Wednesday, August 25, 2010


August 25, 2010 (Reuters). Georgia accused Russia on Wednesday of deploying high-precision S-300 air defence missiles in breakaway South Ossetia in an effort to fence off the strategic South Caucasus. Russia said this month it had deployed the mobile missile system in Georgia's rebel Black Sea region of Abkhazia and other air defence systems in South Ossetia, epicentre of a five-day war between Russia and Georgia in 2008. It dismissed a statement by Georgian Foreign Minister Grigol Vashadze on Wednesday that the S-300 had also been deployed in South Ossetia. Vashadze said Russia had "packed" its Gyumri military base in Armenia -- bordering Georgia -- with long-range S-300 missiles, capable of detecting, tracking and destroying cruise missiles, ballistic missiles and high- and low-flying aircraft.
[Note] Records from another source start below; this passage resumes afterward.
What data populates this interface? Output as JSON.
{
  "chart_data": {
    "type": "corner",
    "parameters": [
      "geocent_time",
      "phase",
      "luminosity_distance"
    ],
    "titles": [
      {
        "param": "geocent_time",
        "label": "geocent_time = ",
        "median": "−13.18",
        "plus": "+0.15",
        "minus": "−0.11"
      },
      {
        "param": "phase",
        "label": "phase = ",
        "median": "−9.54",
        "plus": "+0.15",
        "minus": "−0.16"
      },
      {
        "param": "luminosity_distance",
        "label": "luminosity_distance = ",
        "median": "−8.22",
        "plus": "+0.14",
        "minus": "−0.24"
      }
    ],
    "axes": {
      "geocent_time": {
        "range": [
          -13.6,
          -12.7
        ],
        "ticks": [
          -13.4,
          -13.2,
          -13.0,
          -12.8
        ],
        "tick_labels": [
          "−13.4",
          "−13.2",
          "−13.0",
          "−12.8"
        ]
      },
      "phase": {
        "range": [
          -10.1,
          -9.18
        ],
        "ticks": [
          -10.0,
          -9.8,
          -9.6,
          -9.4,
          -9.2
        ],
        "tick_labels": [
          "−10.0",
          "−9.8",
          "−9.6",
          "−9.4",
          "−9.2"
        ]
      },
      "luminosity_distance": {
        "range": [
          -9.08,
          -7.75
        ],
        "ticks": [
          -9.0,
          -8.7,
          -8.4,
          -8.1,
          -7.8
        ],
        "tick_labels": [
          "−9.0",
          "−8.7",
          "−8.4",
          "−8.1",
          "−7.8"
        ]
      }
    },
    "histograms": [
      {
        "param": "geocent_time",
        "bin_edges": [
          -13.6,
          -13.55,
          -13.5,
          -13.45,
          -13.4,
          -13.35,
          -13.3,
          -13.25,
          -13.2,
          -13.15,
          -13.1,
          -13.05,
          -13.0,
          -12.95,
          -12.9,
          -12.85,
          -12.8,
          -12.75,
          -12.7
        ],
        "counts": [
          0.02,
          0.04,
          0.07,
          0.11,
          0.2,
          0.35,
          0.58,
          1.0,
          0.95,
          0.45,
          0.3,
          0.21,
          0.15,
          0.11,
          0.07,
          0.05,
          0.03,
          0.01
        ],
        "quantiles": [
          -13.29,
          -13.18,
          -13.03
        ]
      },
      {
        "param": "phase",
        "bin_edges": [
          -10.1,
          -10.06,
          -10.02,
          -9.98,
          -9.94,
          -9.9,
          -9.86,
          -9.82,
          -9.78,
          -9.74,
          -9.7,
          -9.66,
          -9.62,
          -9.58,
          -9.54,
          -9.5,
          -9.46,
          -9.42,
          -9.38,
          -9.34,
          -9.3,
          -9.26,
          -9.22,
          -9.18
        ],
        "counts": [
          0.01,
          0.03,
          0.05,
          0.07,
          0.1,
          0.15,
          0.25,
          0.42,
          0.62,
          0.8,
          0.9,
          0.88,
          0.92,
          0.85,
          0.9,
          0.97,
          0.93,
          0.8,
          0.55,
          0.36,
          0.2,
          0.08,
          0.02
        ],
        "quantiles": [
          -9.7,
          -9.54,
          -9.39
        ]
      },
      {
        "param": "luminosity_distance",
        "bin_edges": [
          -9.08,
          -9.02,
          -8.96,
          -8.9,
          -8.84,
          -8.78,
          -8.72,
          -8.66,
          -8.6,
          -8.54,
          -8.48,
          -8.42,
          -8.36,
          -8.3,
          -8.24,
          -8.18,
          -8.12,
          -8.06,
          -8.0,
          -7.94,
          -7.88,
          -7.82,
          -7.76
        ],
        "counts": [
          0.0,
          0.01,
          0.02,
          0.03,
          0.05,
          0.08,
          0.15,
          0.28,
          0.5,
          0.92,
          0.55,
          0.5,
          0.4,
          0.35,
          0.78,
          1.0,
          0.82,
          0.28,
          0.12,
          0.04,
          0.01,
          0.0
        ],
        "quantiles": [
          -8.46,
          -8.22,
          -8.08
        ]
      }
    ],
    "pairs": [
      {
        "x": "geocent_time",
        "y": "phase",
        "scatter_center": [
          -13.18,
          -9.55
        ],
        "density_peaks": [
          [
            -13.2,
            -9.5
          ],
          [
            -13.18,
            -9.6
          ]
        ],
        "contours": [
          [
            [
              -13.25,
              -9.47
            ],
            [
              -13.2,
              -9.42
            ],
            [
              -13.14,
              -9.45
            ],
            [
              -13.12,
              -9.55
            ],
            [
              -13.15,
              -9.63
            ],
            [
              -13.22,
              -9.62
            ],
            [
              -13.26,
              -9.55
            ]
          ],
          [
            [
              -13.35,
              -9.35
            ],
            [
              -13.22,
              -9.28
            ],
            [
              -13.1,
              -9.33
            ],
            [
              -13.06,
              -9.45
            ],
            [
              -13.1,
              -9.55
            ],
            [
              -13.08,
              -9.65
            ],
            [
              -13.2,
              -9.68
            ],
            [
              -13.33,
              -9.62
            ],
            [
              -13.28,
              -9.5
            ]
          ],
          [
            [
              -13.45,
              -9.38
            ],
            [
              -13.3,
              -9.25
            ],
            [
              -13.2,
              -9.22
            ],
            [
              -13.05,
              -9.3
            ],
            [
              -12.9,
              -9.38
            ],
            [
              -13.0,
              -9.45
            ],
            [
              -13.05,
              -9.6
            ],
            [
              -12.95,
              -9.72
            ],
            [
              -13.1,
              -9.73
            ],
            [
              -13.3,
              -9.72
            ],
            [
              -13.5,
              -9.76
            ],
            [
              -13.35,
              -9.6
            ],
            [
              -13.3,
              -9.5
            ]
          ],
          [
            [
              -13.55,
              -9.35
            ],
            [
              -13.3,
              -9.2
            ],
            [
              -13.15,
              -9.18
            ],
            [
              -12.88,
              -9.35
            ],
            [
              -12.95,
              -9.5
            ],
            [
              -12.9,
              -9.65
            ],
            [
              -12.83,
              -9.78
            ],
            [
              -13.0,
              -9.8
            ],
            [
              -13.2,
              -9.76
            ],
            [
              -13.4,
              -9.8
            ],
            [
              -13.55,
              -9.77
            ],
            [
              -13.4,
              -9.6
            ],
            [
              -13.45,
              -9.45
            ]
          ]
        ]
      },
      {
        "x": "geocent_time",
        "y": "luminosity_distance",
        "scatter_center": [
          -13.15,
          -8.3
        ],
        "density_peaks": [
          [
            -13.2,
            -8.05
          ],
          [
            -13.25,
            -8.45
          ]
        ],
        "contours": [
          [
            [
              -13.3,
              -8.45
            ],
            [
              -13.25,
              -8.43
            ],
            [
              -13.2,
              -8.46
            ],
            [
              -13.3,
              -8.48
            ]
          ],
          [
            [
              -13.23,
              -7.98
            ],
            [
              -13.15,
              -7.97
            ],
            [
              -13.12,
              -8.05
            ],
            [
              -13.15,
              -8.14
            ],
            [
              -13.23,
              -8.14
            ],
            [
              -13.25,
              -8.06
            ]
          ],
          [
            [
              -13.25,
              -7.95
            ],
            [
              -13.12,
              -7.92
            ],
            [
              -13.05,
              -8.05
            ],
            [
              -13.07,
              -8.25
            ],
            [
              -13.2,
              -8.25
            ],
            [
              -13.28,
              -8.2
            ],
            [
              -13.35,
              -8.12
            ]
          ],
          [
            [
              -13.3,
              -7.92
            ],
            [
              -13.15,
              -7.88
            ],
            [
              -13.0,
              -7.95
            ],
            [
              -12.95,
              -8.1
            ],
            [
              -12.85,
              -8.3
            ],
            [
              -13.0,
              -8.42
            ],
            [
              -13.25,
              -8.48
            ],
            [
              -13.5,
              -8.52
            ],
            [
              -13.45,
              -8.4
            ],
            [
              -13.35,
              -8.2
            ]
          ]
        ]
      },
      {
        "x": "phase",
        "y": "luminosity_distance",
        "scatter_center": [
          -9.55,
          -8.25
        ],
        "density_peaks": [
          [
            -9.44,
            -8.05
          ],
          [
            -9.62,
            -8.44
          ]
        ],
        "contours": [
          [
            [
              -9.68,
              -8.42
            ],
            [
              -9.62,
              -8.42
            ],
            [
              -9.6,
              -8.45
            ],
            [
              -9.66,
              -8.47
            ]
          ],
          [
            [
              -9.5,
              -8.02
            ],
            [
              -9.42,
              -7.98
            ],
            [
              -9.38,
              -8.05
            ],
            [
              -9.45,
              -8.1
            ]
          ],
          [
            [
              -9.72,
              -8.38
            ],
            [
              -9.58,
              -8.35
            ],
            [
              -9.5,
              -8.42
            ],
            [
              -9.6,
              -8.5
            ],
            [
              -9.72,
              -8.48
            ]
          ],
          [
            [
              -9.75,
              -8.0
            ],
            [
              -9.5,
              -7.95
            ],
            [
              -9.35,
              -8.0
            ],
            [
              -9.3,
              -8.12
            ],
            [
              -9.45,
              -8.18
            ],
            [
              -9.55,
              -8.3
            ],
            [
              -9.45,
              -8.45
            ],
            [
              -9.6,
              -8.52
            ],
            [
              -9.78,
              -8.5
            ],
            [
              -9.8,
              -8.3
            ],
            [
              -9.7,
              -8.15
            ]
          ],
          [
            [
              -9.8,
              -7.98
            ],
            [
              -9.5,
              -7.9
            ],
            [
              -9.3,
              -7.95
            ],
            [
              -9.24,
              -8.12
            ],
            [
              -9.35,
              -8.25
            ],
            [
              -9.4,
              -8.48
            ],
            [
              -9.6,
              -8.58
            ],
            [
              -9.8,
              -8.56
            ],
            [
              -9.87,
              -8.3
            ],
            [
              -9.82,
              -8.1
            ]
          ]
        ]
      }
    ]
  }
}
"And be sure that they have brought the S-300 to the Tskhinvali region as well, although they have not announced it yet," Vashadze told reporters. Tskhinvali is South Ossetia's self-proclaimed capital, 116 km (72 miles) from Georgia's own capital Tbilisi. "So the Russians created a triangle in the Caucasus region, which they think they would need for possible confrontation with NATO," he added. The South Caucasus stretches from the Black Sea to the Caspian, bordering Russia, NATO-member Turkey and Iran. A spokesman at Russia's defence ministry would not comment on Vashadze's statement, but an air force official denied the system had been deployed in South Ossetia. "There are no S-300s in South Ossetia," the official said on condition of anonymity.
Deployment in Abkhazia of the missile system, code-named "Favourite" in Russia, sent a defiant signal to the West two years after Russia crushed an assault by Georgia's U.S.-trained military on South Ossetia. Russia said the systems would protect the rebel regions, which it recognised as independent states after the war, and the Russian bases it is building up. Analysts said the deployment was about control of the South Caucasus air corridor, a region criss-crossed by oil and gas pipelines bordering Iran. Russia has frozen delivery of S-300 missiles to Iran after backing new U.N. sanctions against Tehran over its nuclear programme. Washington and Israel had feared the missiles could allow Tehran to repel possible air strikes on its nuclear sites.